L’administration gère de nombreux fichiers contenant des données personnelles, poursuivant des objectifs variés : sécurité, police administrative, immigration, accès à certaines professions ou activités réglementées.
Certains de ces fichiers sont bien connus, comme le casier judiciaire ou les fichiers relatifs à la sûreté de l’État.
D’autres le sont beaucoup moins, tels que le fichier TES (titres électroniques sécurisés), le TAJ (traitement des antécédents judiciaires) ou encore le GIPI (gestion informatisée des procédures d’immigration).
La Commission nationale de l’informatique et des libertés (CNIL) est chargée de veiller à la légalité de ces traitements de données et au respect des droits des personnes concernées.
Toute personne dispose en effet de droits sur les données la concernant, notamment :
- un droit d’accès aux fichiers dans lesquels elle peut apparaître ;
- le droit de savoir si son nom figure dans un fichier administratif ;
- un droit de rectification ou d’effacement des données inexactes, obsolètes ou injustifiées.
Ces démarches revêtent une importance particulière dans certaines situations sensibles.
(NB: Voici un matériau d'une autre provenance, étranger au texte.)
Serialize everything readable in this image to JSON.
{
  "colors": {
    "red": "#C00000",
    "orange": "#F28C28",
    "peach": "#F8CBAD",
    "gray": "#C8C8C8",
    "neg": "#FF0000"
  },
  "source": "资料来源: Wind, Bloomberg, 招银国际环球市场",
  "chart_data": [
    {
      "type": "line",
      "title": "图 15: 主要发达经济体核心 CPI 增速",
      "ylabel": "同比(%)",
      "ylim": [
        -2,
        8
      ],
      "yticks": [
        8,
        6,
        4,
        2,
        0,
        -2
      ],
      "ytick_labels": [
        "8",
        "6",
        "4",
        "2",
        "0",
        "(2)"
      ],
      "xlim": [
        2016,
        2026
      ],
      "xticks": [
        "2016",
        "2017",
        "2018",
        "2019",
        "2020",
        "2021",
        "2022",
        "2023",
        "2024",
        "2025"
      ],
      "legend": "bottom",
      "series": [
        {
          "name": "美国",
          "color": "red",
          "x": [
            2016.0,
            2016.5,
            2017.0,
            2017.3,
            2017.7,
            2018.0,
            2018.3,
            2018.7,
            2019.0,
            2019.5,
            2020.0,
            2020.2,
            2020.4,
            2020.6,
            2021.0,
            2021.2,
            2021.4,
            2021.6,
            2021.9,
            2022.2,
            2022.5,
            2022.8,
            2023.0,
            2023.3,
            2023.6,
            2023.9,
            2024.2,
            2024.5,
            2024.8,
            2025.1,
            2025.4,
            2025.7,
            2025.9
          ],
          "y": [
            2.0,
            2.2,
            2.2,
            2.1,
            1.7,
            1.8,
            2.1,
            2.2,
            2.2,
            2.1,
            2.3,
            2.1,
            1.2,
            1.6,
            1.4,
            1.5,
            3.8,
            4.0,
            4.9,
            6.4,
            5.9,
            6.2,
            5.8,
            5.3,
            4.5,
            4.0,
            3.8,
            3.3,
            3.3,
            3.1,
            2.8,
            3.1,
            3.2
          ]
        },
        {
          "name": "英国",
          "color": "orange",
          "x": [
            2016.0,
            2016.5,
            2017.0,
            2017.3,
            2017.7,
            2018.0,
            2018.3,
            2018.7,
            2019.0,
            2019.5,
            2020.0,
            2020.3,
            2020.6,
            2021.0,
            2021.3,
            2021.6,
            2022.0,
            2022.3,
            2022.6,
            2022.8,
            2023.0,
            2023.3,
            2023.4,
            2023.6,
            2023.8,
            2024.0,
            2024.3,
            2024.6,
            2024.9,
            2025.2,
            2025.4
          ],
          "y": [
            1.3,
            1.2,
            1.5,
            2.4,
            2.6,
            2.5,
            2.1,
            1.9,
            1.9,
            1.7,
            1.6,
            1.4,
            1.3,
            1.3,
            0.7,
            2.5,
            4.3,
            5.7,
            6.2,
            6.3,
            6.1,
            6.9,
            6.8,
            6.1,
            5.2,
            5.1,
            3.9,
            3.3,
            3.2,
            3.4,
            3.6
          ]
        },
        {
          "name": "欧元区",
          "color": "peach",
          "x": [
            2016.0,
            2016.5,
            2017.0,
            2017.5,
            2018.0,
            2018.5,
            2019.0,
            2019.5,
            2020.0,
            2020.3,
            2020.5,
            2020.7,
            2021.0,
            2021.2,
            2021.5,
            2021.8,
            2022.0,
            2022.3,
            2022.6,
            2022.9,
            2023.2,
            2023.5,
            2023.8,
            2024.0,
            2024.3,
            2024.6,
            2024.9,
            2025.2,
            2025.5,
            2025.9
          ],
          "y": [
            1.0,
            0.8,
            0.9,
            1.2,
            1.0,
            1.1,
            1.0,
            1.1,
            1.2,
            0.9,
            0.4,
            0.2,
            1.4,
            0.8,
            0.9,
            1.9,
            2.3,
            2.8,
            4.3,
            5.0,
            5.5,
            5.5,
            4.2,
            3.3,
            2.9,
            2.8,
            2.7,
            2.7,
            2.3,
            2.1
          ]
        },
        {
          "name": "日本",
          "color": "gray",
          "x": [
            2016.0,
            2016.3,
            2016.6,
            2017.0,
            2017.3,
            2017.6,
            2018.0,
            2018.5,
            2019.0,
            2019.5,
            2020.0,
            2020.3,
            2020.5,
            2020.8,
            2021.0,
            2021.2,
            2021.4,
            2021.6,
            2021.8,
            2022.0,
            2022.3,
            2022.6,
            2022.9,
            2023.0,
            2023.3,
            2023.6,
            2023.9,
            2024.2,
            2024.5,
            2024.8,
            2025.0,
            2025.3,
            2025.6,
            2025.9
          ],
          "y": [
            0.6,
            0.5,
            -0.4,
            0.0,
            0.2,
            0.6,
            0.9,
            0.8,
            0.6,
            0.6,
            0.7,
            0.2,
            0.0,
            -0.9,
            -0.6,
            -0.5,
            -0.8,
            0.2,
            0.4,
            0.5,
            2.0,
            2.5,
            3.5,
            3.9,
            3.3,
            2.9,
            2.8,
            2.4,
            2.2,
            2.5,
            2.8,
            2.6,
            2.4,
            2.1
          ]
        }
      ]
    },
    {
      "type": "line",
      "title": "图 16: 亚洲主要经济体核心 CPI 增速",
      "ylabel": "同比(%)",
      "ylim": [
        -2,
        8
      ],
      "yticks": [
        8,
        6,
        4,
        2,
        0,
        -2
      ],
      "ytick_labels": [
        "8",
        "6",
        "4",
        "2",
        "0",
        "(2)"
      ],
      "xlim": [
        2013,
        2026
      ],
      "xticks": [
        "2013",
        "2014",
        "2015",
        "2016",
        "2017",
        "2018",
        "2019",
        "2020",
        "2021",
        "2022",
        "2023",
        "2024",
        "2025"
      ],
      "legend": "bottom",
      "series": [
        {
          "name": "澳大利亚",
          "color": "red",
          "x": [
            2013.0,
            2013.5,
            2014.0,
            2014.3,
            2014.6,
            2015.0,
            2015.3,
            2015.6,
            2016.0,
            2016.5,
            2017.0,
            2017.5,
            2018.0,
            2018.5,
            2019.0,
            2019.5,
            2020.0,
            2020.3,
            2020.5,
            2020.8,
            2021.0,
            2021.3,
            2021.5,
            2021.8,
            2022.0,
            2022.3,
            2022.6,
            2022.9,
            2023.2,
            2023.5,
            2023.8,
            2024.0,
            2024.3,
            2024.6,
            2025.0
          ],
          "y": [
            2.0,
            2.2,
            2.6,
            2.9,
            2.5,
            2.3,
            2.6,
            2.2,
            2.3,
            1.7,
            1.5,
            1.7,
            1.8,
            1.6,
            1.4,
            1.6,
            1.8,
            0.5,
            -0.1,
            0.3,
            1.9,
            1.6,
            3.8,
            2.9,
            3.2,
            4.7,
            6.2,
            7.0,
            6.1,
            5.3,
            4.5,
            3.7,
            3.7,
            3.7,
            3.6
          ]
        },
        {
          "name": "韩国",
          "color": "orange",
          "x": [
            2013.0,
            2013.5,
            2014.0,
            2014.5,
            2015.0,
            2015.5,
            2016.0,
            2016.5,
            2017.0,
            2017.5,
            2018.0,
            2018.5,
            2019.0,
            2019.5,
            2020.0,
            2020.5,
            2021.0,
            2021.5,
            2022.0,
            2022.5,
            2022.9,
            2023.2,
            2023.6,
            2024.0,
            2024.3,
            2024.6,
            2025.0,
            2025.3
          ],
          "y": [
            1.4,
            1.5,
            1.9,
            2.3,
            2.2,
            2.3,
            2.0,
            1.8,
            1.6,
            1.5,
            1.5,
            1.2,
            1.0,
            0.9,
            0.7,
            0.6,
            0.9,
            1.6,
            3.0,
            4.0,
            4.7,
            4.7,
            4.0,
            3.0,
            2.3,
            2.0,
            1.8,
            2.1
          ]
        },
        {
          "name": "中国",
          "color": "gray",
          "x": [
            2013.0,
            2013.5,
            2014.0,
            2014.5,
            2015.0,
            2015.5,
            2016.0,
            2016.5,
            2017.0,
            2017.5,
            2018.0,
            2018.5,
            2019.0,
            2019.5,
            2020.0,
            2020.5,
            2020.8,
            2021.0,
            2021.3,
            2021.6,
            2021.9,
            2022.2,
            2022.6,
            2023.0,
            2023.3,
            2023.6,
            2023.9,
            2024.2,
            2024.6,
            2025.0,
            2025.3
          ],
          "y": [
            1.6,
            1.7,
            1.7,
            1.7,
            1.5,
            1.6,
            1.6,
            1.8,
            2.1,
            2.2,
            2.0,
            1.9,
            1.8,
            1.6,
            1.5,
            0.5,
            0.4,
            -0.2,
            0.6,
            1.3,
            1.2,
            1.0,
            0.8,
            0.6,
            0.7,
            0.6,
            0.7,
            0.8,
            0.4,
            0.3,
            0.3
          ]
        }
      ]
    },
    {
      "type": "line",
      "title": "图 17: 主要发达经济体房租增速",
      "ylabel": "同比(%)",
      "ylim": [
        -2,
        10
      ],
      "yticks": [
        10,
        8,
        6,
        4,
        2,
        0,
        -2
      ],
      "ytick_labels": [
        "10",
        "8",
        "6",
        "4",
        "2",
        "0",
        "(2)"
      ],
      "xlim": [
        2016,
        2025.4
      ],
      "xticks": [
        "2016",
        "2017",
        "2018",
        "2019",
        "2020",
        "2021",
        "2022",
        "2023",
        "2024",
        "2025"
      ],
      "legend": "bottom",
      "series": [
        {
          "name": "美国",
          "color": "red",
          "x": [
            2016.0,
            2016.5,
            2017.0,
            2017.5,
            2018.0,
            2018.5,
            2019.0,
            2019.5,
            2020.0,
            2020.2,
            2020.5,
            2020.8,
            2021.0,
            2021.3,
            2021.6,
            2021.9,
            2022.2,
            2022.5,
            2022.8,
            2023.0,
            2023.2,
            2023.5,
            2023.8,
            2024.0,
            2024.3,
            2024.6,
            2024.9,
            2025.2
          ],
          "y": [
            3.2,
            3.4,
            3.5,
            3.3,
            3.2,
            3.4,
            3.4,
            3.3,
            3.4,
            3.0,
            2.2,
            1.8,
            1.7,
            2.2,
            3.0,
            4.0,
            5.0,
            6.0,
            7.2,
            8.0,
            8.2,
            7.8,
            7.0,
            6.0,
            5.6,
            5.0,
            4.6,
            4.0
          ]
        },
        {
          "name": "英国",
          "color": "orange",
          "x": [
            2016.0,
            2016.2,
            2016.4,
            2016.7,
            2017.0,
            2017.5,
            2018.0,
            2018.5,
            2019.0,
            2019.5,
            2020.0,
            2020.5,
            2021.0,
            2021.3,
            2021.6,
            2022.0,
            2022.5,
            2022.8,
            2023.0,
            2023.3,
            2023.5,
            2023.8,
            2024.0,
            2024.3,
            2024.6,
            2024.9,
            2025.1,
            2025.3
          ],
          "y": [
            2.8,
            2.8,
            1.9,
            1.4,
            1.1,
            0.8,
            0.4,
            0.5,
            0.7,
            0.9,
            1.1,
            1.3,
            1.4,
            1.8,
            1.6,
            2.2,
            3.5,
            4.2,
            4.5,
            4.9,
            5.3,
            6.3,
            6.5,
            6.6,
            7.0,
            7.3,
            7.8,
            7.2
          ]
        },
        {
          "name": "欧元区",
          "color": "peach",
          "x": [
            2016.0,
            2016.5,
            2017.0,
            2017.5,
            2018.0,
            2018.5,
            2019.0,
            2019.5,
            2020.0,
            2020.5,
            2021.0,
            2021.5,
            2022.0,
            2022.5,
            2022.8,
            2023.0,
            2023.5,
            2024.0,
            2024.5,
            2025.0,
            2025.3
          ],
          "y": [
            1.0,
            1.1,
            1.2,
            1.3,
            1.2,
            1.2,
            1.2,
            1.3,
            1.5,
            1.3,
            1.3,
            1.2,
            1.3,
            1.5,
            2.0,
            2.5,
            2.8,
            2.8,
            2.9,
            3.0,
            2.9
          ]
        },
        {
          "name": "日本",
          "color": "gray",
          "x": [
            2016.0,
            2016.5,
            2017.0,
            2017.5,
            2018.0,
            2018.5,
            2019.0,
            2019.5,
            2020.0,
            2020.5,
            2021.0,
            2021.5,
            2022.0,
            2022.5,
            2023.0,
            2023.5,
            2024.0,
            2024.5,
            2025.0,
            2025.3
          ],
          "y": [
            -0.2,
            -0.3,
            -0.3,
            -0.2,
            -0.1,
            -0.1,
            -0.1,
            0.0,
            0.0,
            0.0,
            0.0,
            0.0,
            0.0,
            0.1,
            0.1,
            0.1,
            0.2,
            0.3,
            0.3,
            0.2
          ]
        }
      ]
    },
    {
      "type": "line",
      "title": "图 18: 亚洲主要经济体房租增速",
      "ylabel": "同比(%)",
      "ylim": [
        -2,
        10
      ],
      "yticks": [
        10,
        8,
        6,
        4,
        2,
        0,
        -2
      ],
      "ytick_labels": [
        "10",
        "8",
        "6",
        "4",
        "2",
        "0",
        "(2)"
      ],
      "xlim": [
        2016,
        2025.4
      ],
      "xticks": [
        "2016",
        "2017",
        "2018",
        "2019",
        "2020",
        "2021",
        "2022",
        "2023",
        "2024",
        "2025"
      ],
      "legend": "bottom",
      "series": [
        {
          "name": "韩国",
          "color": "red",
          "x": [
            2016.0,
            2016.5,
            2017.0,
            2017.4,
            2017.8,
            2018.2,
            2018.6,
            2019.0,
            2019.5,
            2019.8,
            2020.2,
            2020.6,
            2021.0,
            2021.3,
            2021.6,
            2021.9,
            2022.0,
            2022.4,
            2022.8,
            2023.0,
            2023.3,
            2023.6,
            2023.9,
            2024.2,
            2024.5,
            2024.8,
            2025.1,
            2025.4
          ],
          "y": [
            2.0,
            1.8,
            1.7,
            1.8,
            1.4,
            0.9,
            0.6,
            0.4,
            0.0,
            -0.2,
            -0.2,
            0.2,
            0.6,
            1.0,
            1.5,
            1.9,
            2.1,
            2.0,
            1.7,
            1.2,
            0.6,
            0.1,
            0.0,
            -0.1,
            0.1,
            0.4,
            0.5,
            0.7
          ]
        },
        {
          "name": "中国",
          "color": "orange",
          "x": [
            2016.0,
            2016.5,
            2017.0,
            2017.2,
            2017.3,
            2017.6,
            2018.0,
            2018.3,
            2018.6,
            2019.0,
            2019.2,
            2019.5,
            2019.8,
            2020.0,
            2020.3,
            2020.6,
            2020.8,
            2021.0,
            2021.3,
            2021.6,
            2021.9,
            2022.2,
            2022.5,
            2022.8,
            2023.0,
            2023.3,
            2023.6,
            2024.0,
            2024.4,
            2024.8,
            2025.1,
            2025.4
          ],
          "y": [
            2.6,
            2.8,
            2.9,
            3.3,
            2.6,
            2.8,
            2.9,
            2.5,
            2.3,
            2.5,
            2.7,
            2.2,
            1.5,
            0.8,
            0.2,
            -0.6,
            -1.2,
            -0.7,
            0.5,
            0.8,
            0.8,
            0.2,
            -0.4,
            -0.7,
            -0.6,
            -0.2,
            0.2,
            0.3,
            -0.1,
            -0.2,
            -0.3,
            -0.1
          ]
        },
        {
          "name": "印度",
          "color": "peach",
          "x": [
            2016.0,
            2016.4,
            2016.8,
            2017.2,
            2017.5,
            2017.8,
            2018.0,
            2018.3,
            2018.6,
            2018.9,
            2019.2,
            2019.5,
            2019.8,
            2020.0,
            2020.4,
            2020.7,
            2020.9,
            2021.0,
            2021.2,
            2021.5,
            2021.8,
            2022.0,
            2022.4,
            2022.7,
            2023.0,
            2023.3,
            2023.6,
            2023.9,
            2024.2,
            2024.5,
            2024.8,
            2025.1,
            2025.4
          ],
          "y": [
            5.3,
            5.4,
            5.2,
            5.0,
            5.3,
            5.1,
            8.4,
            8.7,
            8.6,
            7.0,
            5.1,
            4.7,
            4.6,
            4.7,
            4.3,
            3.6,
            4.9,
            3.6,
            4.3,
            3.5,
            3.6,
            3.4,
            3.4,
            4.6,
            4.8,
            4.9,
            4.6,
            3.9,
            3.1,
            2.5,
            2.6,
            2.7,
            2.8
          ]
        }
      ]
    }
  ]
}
Elles peuvent concerner, par exemple :
- une personne étrangère sollicitant la naturalisation, et craignant qu’une ancienne mise en cause pénale figure au TAJ ;
- une personne souhaitant exercer une activité réglementée (chauffeur de taxi, débitant de tabac, agent de sécurité), pour laquelle l’administration procède à des vérifications approfondies des antécédents.
Si les demandes d’accès, de rectification ou d’effacement ne présentent pas nécessairement une complexité juridique majeure, leur traitement est souvent long et peut se heurter à des refus explicites ou implicites de l’administration.
Le cabinet assiste les personnes concernées dans ces démarches : analyse de la situation, saisine de la CNIL le cas échéant, et mise en œuvre des recours administratifs et contentieux appropriés devant les juridictions compétentes lorsque les droits ne sont pas respectés.